Ablacım delilik ile dahilik arasındaki ince çizgidesin haberin olsun. Çok zeki ve gizemli bir kadın. Hiç Görmediğim bir kadına aşık olmak üzereyim. Harıbülbül neymiş diye açıp baktım çok güzel ve farklı bir çiçekmiş. Yüksel ve Babür şu hayatta en merak ettiğim iki insan yemin ederim. Kim bu adamlar? Kimsiniz abi siz? Niye bu kadar güzel seviliyorsunuz? Sizi farklı kılan şey ne? Dahi bir delinin abileri olmak nasıl bir duygu? Çok karizmatik ve tüyler ürpertici bir durum vallahi. Sislerin arasında beliren siyah kaşe kabanlı, Böyle çok yakışıklı iki adammış gibi geliyor bana.
(bkz: zeka sıçraması)
(bkz: bilinç akışı)

Mükemmel. Tek kelimeyle mü-kem-mel! Yüksel ve Babür hayal ürünü değil gerçek kişiler bu arada. Sadece bu Allah'ın öyle herkese nasip etmeyeceği uçsuz bucaksız bir gönül bağı. Yazar hanım kızımız abilerini canından çok seviyor.

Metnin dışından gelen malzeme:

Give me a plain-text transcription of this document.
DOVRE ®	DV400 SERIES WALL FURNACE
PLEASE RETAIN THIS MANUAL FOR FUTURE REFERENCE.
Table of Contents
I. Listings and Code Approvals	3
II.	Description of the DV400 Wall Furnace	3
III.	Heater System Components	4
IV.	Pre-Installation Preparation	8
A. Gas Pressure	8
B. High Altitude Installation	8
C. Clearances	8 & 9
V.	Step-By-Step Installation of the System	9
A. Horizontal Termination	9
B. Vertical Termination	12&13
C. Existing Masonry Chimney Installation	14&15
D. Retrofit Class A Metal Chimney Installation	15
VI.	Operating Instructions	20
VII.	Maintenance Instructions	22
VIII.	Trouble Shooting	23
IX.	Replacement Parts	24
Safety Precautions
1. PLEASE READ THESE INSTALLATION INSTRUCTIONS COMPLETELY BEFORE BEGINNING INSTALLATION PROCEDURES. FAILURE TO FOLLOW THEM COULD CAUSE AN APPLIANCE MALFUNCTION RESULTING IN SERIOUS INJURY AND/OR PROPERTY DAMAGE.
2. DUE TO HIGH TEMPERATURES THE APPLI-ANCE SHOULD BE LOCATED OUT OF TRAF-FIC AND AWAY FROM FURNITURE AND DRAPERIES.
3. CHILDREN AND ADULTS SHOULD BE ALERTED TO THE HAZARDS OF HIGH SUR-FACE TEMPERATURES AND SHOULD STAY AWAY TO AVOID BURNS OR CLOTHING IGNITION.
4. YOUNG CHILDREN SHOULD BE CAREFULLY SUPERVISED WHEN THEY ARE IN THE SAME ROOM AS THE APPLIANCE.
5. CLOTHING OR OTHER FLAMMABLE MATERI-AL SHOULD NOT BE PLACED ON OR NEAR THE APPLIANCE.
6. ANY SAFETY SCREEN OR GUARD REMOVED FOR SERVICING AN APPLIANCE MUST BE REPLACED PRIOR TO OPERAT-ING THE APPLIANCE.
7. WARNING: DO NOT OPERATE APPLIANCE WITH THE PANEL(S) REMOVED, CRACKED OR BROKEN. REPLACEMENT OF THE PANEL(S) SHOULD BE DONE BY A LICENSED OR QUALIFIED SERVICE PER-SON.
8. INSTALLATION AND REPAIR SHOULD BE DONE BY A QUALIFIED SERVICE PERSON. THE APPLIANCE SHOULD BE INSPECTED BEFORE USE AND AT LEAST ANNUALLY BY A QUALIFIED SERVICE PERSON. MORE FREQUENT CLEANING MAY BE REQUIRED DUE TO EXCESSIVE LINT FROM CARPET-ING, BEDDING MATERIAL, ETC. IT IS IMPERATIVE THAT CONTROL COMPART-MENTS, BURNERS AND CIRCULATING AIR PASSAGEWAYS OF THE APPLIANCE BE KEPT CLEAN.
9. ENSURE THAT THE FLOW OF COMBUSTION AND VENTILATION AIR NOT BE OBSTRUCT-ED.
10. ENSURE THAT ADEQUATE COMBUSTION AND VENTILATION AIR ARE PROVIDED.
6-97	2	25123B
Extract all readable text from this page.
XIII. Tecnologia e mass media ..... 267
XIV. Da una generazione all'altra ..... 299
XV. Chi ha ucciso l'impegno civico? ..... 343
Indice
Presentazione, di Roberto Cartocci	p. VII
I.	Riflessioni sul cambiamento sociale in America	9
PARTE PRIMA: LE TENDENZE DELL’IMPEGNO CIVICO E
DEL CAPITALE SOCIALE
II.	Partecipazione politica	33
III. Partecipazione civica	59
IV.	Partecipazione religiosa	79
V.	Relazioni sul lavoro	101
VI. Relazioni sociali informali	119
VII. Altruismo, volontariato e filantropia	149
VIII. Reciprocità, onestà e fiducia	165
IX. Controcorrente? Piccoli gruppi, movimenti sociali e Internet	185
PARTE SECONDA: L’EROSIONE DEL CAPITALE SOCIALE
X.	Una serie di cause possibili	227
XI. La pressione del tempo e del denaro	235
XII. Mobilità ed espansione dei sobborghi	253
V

Umarım kendisi de en az bu kadar çok seviliyordur. Yoksa gerçekten üzülürüm. Çok temiz, berrak, destansı bir sevgi çünkü bu.

Bu yazılar bir gün kitap olarak basılırsa çok rica ediyorum Yüksel ve Babür'ü kapak fotoğrafı yap. Bu iki dünya şanslısı adamı görelim artık.
Bayram dolayısıyla memlekete dönünce ailem ve aşık olduğum insanla yaşadığım muhteşem olay.

Yalnız bence yazarın Yüksel ve Babür beyler ile yaşadığı kavuşma her seferinde farklı bir güzelliği içinde barındırıyor olabilir. Taze meyve kokusu gibi, deniz dalgası gibi, bebek gülüşü gibi muhteşem bir şey olmalı. Arkadaşlar, bu bir kara sevda türü. Sevda illa karşı cinsten birine aşık olmakla ilgili bir şey değildir. içinde her daim çocuksu heyecan taşıyan genç bir kadının abilerini idealize etmesi ve onlara derin bir tutkuyla bağlı olması da sevdanın bir türü.

Çok hoş, çok sevimli ama bir o kadar da saygı ve hayranlık uyandıran bir durum.